Fully on location last week for the first time since 2019, Spain’s Conecta Fiction & Entertainment, its first major TV event, carried over much of the winning formula from its early pre-pandemic editions: A spectacular setting in Spain, here the august historic city of Toledo; TV project pitches; an intense conference component; wonderful networking opportunities, most notably the opportunity to spend quality time with movement and agitation industry personalities from Spain and Latin America.
“I love being here and it’s healthy, especially for networking. I’m learning a lot, it’s like going to school,” enthused Manuel Marti from Fremantle to Toledo. Most participants would agree with him.

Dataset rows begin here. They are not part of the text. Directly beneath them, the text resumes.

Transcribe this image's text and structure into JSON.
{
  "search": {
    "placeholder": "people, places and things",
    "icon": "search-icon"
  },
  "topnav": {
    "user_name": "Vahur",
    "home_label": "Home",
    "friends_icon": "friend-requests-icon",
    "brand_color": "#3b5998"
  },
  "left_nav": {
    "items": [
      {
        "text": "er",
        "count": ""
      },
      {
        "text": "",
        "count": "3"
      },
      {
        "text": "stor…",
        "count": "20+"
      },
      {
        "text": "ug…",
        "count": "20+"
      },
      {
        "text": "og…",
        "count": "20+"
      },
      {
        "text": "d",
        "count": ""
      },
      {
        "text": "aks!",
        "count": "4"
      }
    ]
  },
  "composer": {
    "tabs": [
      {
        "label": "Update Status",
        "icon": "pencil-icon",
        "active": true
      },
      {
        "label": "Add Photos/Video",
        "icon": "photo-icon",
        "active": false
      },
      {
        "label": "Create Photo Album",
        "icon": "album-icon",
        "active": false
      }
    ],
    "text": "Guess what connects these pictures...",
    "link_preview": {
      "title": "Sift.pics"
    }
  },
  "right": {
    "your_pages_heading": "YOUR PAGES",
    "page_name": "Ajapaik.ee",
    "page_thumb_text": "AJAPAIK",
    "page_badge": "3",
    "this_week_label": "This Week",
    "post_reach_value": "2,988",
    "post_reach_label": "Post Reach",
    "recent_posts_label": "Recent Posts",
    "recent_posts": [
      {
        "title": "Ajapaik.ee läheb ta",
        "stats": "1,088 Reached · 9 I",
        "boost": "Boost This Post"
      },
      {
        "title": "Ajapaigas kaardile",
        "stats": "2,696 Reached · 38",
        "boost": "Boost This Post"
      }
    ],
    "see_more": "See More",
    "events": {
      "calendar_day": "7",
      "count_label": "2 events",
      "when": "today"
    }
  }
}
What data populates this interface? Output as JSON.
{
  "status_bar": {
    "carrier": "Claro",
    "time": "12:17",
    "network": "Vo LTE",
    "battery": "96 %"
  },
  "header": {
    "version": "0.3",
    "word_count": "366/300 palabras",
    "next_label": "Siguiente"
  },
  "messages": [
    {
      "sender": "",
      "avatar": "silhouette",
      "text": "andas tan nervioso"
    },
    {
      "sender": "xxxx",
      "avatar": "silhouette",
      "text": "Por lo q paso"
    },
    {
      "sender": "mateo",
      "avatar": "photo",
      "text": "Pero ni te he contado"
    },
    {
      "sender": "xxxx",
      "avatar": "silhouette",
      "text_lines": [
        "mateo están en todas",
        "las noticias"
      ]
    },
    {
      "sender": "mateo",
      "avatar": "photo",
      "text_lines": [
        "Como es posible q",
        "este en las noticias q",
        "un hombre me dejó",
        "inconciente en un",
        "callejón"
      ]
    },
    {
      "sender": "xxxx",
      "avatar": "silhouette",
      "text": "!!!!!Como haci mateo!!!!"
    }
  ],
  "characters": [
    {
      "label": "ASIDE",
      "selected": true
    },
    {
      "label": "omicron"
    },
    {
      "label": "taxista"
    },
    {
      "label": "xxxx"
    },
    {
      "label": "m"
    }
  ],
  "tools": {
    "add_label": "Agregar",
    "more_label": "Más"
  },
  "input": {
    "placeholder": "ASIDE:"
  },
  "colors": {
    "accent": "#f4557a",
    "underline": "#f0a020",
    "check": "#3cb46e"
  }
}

But, compared to 2019, the industry has moved on and is now rocked by greater turbulence. Then, 12 takeaways on a robust and intense 6th Conecta Fiction, from June 21 to 24:
Conecta Fiction: bigger than ever…
This year’s edition was the largest ever, with 728 delegates, Conecta Fiction director Géraldine Gonard announced on Friday. This exceeds Pamplona’s 692 in 2019. No wonder. Global content spending has nearly doubled in a decade, up 94% from $123 billion in 2012 to around $235 billion in 2022, according to research presented Thursday by Hannah Walsh of Ampere Analysis at CF&E. Part – but only part – of this growth is due to spending on streaming content. Driven by competition, it quadrupled from $10 billion in 2017 to $40 billion in 2022, Walsh said.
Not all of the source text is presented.